Scholarly Communications Project

VLSI Implementation of a Run-time Reconfigurable Custom Computing Integrated Circuit


Mark D. Musgrove

Thesis submitted to the Faculty of the Virginia Polytechnic Institute and State University in partial fulfillment of the requirements for the degree of

Master of Science


Peter M. Athanas, Chair
Joseph G. Tront
Brian D. Woerner

November 7, 1996
Blacksburg, Virginia


The growth of high performance computing to date can largely be attributed to continuing breakthroughs in materials and manufacturing. In order to increase computing capacity beyond these physical bounds, new computing paradigms must be developed that make more efficient use of existing manufacturing technologies. Custom Computing Machines (CCMs) are an emerging class of computers that offer promising possibilities for future high-performance computational needs.
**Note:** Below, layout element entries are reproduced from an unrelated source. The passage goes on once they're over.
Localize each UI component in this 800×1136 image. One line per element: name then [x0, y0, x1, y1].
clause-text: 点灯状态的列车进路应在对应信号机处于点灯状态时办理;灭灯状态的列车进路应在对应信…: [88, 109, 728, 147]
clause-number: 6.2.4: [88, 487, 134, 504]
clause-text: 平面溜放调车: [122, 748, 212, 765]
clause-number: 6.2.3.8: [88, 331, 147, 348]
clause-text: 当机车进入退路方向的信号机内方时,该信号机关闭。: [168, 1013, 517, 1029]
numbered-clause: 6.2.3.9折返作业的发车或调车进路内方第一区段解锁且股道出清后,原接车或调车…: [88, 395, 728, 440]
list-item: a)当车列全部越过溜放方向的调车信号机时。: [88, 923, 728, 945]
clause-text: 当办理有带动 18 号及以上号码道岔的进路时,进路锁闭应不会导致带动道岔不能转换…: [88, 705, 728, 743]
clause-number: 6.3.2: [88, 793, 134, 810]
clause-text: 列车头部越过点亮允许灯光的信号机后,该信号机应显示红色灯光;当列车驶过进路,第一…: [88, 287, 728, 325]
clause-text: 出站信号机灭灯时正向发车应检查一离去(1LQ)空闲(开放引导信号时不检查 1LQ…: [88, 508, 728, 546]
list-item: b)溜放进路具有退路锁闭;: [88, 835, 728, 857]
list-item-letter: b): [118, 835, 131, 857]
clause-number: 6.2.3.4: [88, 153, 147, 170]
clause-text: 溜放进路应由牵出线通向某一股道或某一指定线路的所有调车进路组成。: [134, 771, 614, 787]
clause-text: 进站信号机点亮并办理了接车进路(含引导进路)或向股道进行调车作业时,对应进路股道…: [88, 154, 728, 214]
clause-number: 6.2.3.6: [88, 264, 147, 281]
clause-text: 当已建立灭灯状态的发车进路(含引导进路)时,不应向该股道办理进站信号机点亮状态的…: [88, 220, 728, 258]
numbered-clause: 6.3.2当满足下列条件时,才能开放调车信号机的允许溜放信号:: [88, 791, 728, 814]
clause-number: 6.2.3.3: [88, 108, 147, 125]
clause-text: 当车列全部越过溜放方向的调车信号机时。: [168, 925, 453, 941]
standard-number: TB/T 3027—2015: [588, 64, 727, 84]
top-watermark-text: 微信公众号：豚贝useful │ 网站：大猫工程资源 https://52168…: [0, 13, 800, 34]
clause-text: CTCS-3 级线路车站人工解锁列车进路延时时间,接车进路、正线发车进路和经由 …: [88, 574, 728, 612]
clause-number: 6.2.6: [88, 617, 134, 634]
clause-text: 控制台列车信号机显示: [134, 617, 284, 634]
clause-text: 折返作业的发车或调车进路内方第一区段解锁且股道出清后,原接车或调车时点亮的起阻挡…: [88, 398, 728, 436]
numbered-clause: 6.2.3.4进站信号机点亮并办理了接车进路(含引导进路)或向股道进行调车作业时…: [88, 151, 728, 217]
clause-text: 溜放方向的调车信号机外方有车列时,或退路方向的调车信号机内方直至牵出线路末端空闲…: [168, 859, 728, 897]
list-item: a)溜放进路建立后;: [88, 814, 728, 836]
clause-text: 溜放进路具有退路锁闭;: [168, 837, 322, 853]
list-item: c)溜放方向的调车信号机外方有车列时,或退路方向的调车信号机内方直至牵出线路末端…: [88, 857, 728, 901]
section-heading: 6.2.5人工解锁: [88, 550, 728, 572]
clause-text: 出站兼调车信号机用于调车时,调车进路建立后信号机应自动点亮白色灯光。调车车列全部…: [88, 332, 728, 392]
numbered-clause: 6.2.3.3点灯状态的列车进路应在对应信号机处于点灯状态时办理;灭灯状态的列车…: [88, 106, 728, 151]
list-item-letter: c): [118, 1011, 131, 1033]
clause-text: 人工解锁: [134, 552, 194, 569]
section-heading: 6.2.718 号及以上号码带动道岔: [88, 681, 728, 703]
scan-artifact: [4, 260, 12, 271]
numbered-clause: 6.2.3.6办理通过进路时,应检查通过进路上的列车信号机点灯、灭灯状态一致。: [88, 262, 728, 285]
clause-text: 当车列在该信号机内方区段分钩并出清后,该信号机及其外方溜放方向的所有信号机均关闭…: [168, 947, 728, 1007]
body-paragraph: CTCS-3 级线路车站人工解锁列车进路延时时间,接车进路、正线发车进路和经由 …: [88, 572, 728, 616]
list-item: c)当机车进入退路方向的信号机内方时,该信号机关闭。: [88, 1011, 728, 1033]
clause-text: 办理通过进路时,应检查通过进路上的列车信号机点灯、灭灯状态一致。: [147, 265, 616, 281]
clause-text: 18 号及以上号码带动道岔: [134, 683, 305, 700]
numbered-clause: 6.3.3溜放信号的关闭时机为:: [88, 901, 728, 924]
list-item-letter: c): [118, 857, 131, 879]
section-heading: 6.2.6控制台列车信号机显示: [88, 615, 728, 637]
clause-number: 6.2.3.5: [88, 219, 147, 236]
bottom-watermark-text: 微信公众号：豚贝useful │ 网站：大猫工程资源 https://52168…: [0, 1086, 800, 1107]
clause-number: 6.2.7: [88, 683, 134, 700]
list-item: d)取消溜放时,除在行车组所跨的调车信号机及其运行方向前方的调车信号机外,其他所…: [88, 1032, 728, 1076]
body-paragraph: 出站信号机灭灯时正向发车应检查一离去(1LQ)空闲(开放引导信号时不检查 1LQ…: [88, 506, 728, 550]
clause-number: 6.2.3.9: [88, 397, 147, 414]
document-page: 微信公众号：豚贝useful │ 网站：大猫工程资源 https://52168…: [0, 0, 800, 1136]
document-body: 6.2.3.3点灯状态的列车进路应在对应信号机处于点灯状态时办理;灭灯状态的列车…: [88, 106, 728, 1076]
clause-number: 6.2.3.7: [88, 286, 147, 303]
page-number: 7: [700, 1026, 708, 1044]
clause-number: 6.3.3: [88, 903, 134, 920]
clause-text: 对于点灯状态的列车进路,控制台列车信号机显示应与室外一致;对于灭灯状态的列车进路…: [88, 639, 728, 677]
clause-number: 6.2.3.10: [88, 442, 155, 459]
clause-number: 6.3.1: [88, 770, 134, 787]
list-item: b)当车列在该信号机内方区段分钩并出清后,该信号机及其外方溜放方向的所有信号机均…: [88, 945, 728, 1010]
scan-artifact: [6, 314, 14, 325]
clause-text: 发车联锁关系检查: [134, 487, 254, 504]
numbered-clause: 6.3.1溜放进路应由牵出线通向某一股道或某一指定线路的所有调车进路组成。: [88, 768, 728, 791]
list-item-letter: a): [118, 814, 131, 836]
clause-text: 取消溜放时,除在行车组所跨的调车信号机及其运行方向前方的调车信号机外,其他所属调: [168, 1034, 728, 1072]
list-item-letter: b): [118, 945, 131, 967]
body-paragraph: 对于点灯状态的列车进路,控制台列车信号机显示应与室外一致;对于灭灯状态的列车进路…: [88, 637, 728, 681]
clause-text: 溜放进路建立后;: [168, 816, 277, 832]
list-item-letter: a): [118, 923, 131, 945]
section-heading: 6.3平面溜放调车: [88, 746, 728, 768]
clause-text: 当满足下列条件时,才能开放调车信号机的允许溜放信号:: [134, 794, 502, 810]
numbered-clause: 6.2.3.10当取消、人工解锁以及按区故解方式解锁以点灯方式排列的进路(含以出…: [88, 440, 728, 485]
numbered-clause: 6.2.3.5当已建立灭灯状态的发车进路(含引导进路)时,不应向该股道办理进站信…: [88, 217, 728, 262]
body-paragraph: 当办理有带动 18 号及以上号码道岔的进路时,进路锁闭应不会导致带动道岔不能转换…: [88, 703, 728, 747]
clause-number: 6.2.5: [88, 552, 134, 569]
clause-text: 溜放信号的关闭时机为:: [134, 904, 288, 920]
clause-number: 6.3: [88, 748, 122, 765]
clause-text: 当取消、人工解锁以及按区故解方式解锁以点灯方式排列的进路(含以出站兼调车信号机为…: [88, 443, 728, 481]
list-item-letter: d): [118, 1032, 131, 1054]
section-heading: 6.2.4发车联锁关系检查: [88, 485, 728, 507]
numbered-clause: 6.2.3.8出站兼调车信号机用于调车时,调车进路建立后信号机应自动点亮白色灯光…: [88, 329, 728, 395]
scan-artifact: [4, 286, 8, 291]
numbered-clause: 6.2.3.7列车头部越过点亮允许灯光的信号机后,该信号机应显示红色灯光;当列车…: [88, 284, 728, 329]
With the increasing popularity of the run-time reconfigurable (RTR) concept in the CCM community, questions have arisen as to what computational device should be at the heart of an RTR platform. Currently the preferred device, and really the only practical device, has been the RAM-based Field-Programmable Gate Array (FPGA). Unfortunately, for applications that require high performance, FPGAs are limited by their narrow data path and small computational density. The Colt integrated circuit has been designed from the start to be the computational processing element in an RTR platform. Colt is an RTR data-flow processor array with a course-grain architecture (16-bit data path). This thesis covers the VLSI implementation and verification of the Colt integrated circuit, including the approach and methods necessary to make a functionally working integrated circuit.